Gregory Charles une classe à part

Par Réjean Beaucage / 7 juin 2006

English Version...


Il anime des émissions à la radio et à la télévision, joue du piano, du violon et de la clarinette, est directeur de l’un des plus grands festivals consacrés à la musique chorale au monde et est bien sûr chanteur lui-même, et danseur; il est également comédien, enseignant, et il a donné au Québec depuis deux ans plus de 80 représentations de son spectacle Noir et blanc, spectacle qu’il a aussi donné à Broadway en novembre dernier et que réclament maintenant Las Vegas et la France. Hyperactif, Gregory Charles? Sans doute, mais pas éparpillé pour autant. Le lien qui unit toutes les facettes de sa personnalité, c’est un désir profond de transmettre le plaisir de l’apprentissage permanent tous azimuts, comme on le lui a transmis, et la joie que procure la musique, simplement.

LSM : Le Mondial Choral Loto-Québec, dont la première édition, l’année dernière, a accueilli plus de 500 000 visiteurs, se tiendra cette année du 16 juin au 2 juillet. Vous avez déjà dit que votre intention était de convertir le public au chant choral...
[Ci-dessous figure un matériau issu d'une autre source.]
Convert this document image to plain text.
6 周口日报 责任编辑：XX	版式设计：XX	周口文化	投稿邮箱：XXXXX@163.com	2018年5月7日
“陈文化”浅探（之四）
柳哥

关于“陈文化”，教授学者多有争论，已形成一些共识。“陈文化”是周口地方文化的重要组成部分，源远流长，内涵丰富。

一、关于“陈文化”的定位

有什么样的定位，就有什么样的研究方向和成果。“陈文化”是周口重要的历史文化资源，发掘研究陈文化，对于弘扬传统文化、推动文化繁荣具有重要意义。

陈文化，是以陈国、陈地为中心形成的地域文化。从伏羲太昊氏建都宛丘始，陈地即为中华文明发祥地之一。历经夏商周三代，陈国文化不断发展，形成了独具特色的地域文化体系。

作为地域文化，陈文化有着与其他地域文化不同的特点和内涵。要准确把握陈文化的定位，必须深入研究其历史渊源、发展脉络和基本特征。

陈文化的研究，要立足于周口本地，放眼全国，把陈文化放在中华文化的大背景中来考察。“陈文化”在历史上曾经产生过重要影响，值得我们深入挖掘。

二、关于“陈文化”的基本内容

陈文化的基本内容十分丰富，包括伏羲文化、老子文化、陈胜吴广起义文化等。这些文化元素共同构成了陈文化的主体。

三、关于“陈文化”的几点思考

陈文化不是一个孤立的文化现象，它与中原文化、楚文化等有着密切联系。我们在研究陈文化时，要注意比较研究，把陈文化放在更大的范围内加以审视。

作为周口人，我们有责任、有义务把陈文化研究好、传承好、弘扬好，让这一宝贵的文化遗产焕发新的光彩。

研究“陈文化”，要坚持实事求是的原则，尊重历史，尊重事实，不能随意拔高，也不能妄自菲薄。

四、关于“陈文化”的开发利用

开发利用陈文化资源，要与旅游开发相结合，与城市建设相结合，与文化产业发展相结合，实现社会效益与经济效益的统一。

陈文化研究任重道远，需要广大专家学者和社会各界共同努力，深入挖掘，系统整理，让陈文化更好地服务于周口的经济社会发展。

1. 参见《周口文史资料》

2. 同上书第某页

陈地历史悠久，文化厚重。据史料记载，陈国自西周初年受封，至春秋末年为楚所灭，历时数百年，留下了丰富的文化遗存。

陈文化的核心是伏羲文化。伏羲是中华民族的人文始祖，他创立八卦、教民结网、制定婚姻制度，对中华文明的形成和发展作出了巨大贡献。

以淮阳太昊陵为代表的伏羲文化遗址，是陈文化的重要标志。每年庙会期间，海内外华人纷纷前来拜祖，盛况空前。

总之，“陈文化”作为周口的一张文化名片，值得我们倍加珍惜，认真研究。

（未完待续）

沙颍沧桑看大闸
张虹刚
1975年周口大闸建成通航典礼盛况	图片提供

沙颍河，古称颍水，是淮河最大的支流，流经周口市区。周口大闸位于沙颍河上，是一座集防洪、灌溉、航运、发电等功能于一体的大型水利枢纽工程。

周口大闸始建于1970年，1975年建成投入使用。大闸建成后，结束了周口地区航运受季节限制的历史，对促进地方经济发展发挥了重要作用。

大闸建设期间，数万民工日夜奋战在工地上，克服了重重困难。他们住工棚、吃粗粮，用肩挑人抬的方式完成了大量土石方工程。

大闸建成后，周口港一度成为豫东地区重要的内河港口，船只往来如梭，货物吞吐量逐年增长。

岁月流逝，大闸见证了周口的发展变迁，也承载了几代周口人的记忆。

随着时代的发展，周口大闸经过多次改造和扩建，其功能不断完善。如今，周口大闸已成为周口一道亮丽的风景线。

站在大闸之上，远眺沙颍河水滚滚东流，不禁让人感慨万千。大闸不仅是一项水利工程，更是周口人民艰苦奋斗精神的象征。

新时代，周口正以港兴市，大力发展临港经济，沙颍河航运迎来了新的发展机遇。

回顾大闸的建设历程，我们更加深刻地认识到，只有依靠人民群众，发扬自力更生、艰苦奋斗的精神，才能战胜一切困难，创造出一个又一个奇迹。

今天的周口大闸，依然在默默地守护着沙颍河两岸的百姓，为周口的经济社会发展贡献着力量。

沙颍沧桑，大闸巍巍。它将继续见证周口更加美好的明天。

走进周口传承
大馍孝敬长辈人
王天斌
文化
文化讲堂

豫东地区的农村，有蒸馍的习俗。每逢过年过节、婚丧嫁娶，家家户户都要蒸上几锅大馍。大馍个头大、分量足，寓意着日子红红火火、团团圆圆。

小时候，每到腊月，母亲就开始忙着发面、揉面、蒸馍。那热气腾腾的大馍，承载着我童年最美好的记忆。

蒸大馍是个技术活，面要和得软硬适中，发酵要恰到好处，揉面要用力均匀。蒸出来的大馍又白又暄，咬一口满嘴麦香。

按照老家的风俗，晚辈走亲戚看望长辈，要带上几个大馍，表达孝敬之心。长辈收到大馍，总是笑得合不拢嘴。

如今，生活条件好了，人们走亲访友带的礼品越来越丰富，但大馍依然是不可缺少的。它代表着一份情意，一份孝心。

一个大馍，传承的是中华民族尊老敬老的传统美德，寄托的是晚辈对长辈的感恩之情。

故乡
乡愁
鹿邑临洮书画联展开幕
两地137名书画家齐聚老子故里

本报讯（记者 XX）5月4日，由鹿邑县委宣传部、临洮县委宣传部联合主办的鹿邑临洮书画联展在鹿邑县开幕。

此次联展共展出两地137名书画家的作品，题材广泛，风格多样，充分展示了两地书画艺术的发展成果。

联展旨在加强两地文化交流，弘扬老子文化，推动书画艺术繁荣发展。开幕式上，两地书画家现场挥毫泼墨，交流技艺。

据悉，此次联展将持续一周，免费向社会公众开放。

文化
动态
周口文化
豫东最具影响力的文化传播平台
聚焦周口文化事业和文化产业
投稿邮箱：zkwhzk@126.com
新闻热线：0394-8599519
GC: En fait, mon but premier, c’est un peu dans l’esprit du film «Payez au suivant», c’est-à-dire que j’ai beaucoup retiré moi-même du chant choral et des gens qui en ont fait avec moi, et que je veux que d’autres puissent en profiter comme je l’ai fait. J’ai fait beaucoup de musique depuis ma jeunesse, que ce soit du piano, du violon ou de la clarinette, mais j’ai retiré davantage du chant choral que de l’apprentissage d’un instrument. Ce qui me frappe d’abord, c’est la générosité du chant. Que l’on parle de professionnels ou d’amateurs, les gens qui chantent n’entendent jamais le résultat réel de ce qu’ils font; ce travail-là ne profite qu’aux autres. Et il y a l’expérience du microcosme de la société que peut représenter une chorale, l’apprentissage d’une vie collective.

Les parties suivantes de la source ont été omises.